As mentioned in Section “A Minimal Model: Categorical Perception,” we can describe the SM habitat also in terms of the sensory consequences that result from the agent acting on initial sensory perturbations for a certain period of time. A precise method would simulate the agent starting at all possible pairs of position and velocity and compare how sensory values change after a given amount of time. Here we use an approximation only. First, we calculate the sensory stimulation for all combinations of initial position and commanded velocity s0 = s(p0, v0). Next, we identify the steady-state velocity vs for (constant) sensory state s0 as given by the attractor landscape. We then assume that the system relaxes toward the attractor, and hence that the agent’s velocity will change a small proportion from v0 toward vs: dv = (vs − v0)/k. Given this change in velocity we can calculate the new sensor reading s1 at the new position [p0 + v0?dt, v0 + dv], and finally calculate the change in sensor reading s1 − s0. The result is a single diagram that summarizes, in an approximate fashion, the functional relation between sensors and motor commands while taking into account the agent’s internal dynamics. The procedure is informative for a sufficiently small finite change, and parameters were chosen in accordance with the timescales of the system (in this case, k = 0.5). For the two environmental conditions this is shown in Figure A5.
Figure A5. Sensorimotor habitat. Change in sensory reading as agent moves a small proportion from its initial position and velocity toward its steady-state velocity. Bright areas indicate increased, dark areas reduced sensor values.

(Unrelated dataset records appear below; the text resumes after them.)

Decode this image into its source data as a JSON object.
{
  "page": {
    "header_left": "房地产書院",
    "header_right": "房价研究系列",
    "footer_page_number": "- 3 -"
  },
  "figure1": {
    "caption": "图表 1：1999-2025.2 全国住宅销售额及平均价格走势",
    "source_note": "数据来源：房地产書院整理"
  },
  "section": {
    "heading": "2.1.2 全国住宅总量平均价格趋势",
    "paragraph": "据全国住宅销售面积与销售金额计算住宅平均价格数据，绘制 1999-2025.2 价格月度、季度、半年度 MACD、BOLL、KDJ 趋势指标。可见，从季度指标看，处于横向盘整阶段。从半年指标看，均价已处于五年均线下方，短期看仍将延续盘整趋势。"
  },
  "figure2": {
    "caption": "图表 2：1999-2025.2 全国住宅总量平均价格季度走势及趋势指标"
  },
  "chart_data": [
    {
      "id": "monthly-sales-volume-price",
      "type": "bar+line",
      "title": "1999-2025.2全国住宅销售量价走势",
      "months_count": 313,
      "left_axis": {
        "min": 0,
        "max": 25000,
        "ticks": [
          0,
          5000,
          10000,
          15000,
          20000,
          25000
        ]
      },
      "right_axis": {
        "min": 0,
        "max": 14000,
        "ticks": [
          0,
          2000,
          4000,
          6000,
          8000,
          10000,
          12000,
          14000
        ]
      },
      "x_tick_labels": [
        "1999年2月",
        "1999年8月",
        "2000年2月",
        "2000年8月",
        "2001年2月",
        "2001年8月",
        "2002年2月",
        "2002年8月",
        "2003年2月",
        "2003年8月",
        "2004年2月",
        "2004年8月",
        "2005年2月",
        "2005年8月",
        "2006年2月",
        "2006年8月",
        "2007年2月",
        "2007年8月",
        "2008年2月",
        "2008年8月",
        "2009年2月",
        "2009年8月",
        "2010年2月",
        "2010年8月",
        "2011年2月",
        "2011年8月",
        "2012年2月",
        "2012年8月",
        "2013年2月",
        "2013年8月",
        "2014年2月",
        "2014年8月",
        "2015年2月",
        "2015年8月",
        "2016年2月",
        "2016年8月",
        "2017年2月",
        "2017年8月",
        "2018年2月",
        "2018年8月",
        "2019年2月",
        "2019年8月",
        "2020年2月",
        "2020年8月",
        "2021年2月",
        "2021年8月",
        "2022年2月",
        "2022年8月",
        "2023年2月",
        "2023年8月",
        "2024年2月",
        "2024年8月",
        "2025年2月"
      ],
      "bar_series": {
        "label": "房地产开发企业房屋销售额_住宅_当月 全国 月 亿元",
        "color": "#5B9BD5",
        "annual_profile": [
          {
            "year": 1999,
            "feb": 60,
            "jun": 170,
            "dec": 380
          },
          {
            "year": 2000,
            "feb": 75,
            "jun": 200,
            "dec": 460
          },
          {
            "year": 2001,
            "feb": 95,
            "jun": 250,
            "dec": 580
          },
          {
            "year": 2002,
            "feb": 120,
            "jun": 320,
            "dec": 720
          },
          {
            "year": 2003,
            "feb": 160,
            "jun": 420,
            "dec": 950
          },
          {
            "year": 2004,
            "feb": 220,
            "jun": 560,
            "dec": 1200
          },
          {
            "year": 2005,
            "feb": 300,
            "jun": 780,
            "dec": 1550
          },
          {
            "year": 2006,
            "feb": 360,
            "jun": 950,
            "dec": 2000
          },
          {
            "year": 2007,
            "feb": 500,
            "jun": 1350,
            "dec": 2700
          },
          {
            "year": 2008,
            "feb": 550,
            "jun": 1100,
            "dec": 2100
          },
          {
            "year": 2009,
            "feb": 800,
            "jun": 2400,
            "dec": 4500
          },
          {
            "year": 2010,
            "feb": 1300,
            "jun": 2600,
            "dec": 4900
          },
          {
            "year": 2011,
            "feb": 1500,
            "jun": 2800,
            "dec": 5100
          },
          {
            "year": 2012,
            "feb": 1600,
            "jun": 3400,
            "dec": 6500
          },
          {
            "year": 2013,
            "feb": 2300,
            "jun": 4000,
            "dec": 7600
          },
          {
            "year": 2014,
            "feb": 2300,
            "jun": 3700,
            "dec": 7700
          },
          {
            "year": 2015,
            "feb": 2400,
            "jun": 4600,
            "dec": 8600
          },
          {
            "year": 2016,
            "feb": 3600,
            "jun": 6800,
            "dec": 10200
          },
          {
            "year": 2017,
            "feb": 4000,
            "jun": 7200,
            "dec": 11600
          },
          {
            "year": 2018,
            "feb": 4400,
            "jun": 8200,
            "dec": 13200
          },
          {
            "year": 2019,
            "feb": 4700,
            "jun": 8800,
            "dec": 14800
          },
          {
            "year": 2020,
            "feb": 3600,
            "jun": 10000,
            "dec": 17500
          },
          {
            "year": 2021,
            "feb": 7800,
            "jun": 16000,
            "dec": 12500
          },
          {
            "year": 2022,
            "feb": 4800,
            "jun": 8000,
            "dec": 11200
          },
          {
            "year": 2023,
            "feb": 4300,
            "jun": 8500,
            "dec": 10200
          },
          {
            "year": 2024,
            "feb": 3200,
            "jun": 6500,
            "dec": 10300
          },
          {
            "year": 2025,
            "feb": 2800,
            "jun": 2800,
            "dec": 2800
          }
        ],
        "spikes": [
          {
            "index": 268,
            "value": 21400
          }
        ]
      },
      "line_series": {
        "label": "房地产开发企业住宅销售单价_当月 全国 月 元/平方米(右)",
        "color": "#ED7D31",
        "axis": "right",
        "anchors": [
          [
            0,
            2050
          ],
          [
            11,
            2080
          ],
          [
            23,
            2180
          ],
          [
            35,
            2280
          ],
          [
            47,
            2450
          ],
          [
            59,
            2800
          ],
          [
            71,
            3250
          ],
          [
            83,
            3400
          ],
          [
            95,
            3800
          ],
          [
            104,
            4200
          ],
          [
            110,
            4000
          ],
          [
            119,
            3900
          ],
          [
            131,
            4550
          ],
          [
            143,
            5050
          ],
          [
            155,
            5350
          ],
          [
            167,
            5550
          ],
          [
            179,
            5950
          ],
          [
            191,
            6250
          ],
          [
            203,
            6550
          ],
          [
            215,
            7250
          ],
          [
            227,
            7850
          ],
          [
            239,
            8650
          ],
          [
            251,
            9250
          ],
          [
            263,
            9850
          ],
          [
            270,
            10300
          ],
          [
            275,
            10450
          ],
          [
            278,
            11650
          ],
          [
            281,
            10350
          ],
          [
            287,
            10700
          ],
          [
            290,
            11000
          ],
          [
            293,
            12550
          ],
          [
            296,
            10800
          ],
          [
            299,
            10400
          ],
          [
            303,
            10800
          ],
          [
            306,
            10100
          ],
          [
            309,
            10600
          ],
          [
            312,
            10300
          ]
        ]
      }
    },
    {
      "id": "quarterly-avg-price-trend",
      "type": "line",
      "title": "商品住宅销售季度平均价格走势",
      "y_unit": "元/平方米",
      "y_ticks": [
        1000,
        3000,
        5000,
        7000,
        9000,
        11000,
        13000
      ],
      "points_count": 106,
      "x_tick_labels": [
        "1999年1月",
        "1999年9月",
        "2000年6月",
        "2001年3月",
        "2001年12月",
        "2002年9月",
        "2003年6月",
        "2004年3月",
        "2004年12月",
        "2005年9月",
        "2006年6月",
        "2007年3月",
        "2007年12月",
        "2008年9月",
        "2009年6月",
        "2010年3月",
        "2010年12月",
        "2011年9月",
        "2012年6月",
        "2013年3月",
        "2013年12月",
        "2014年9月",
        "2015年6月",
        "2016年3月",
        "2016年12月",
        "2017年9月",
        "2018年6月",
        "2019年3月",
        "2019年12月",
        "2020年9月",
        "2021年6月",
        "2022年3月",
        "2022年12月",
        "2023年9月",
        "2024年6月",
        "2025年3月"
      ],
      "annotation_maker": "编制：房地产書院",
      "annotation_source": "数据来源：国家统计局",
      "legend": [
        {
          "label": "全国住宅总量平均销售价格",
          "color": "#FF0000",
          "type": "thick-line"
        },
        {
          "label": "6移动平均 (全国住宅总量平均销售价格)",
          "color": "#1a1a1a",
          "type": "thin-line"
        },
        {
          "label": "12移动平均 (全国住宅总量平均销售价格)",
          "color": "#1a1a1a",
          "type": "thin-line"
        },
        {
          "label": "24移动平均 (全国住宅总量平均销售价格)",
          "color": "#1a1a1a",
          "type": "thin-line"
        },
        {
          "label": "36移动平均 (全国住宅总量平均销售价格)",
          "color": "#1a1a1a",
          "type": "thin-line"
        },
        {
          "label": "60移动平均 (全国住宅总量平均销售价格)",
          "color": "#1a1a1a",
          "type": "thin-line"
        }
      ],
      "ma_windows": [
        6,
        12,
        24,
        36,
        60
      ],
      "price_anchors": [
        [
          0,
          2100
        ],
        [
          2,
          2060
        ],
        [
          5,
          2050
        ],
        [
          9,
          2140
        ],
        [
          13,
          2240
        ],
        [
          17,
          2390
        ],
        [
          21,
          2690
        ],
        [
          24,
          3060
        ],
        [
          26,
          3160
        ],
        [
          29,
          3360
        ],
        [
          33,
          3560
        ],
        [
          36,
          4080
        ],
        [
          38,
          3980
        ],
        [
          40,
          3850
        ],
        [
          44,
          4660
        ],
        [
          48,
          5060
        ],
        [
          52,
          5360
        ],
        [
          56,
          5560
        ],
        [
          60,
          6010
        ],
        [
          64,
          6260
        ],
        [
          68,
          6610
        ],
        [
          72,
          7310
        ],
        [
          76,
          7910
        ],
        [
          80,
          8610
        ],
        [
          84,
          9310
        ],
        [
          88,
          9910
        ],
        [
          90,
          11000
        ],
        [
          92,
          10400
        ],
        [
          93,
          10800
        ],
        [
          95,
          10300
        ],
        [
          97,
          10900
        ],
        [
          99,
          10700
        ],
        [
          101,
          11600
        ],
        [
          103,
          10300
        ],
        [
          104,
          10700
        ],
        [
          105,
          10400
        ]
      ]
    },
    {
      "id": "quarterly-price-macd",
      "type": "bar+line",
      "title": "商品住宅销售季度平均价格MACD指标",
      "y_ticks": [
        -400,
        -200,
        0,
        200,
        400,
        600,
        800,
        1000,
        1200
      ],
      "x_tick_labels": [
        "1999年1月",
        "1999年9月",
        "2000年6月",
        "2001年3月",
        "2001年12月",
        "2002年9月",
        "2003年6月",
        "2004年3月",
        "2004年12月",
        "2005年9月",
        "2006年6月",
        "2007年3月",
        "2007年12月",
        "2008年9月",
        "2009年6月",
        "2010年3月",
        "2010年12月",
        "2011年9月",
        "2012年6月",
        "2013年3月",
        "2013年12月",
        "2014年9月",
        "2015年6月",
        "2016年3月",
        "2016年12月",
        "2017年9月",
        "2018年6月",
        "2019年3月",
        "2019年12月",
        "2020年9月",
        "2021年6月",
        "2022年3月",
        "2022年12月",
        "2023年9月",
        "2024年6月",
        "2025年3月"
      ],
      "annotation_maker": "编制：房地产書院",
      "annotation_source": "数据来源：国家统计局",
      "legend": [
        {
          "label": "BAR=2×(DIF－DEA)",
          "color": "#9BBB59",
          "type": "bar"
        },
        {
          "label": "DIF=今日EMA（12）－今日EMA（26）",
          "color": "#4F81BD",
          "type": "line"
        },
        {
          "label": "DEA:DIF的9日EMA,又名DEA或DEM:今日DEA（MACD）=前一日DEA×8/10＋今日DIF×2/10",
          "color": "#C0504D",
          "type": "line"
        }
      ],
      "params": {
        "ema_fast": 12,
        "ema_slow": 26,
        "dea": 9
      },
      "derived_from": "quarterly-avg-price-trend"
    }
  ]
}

One can see that for areas of initially negative sensory stimulation (see e.g., p = −0.05, v = −0.5 in SM environment above, Figure 4), the tendency is to move toward more positive positions (see corresponding area in attractor landscape), and hence more positive sensory stimulation (i.e., positive change). For positive sensory stimulation, the tendency is to move toward more negative values (negative change). In fact, the surface resembles a negative image of the SM environment. One can interpret this surface as implementing the SMC rule “if the sensor currently reports a positive value, move such as to make it more negative, and vice versa.” Since sensor readings are also proportional to the slope of the bell shape, this rule explains why the agent should come to oscillate back and forth in an area where this change is small.